Allow courts to "fire"[1] high level managers and executives who either can be proven to have actual knowledge, or who should have known by nature of their position that the crimes were occurring, and who failed to take appropriate steps to try and prevent this from continuing to occur[1].

This would only apply for significant enough crimes, and only if the criminal nature of the action is clearly obvious (This is not some gray area where people could reasonably believe the actions are legal, even if it turns out not to be), or when person in question was clearly on notice that the actions are illegal such as from previous fines or similar enforcement action.

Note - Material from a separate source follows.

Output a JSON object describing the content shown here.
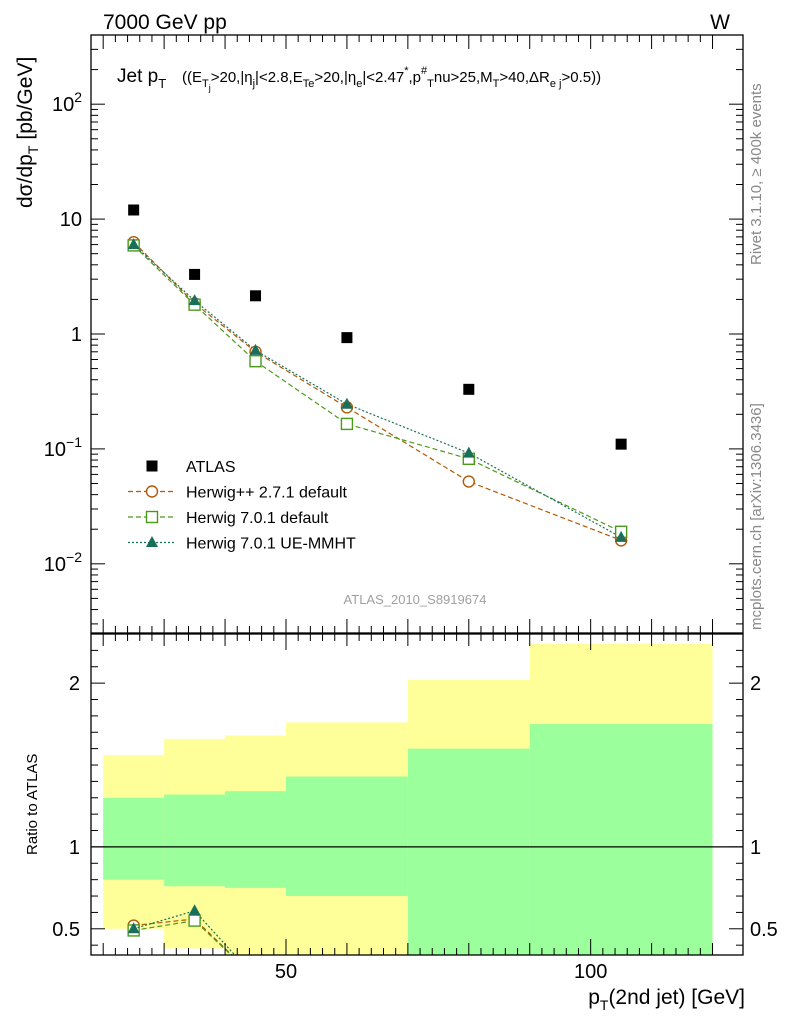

This has benefits over criminally prosecuting the people, since it allows ousting a person for severe incompetence in preventing crimes, even if the incompetence does not rise to the level of being criminal in itself. It is also better than really large fines which tend to actually punish the wrong people. (Big enough fines lead to layoffs, punishing the low level employees who may not be at fault. Big enough fines also tend to punish the shareholders, which for public companies often don't have anywhere near enough transparency into the workings of the company to know the crimes are occurring, and pressure the management/executives to fix things.). This generally makes it in management's personal best interests to actually investigate and stop crimes occurring within the company, rather than trying to brush it under the carpet or accepting fines as "the cost of doing business". After all, getting forced out of the company kinda hurts both their pride and their wallet.

[1] This "firing" would take the form of voiding the employment contract, enjoining the manager or executive from performing managerial/executive functions, enjoining the company from continuing to employ the individual, or from paying the person anything more than for time worked not already paid. (Specifically no severance, no executing golden parachute clauses, etc.)

[2] The nature of the crime, like OHSA violations might be pretty much impossible to completely prevent, and sometimes the person in question, might not have the authority to issue orders that could completely prevent the crime from continuing, but must have made reasonable efforts to get the person who does have the authority to to be aware and take actions.


This would requite a major refactor of the legal system. Probably would take a couple thousand man-years to implement. Suggested workaround: just put those bastards in jail for a few days.


My thoughts exactly. Meta appears to be willing to throw any amount of cash at a problem -- how many executives are willing to be put in jail for the same goal? May be time to strengthen the underlying legislation to include criminal charges for repeat-repeat offenders at scale.


> they'll need to impose a much higher penalty - perhaps this is out of the domain of what courts can reasonably enforce and we need the legislature to take action

Washington requested and received injunctive relief [1]. Next steps would involve documented ongoing willful violation, getting a contempt of court ruling and then getting nasty with Facebook's assets and employees.

[1] https://agportal-s3bucket.s3.amazonaws.com/174_StatesMSJ.PDF


$23mm to Meta is the same as a few dollars is to me. Just a small operating expense.


Setting fines like this can always have an incentive problem (see also extraction companies with "oops, I shouldn't have mined/cute/whatever there").

I've always wondered if a sensible structure could be made to ensure that the fine is at minimum a few multiples of the possible benefit to the company. With advertising this is harder than say, falling trees.

e.g. we estimate your company generate revenues of X from this activity, so we set the fine at 10X. If you disagree with X, you can prove it with detailed, audited statements, and we will take 10 times that amount if we are convinced.


You have put a smile on my face today.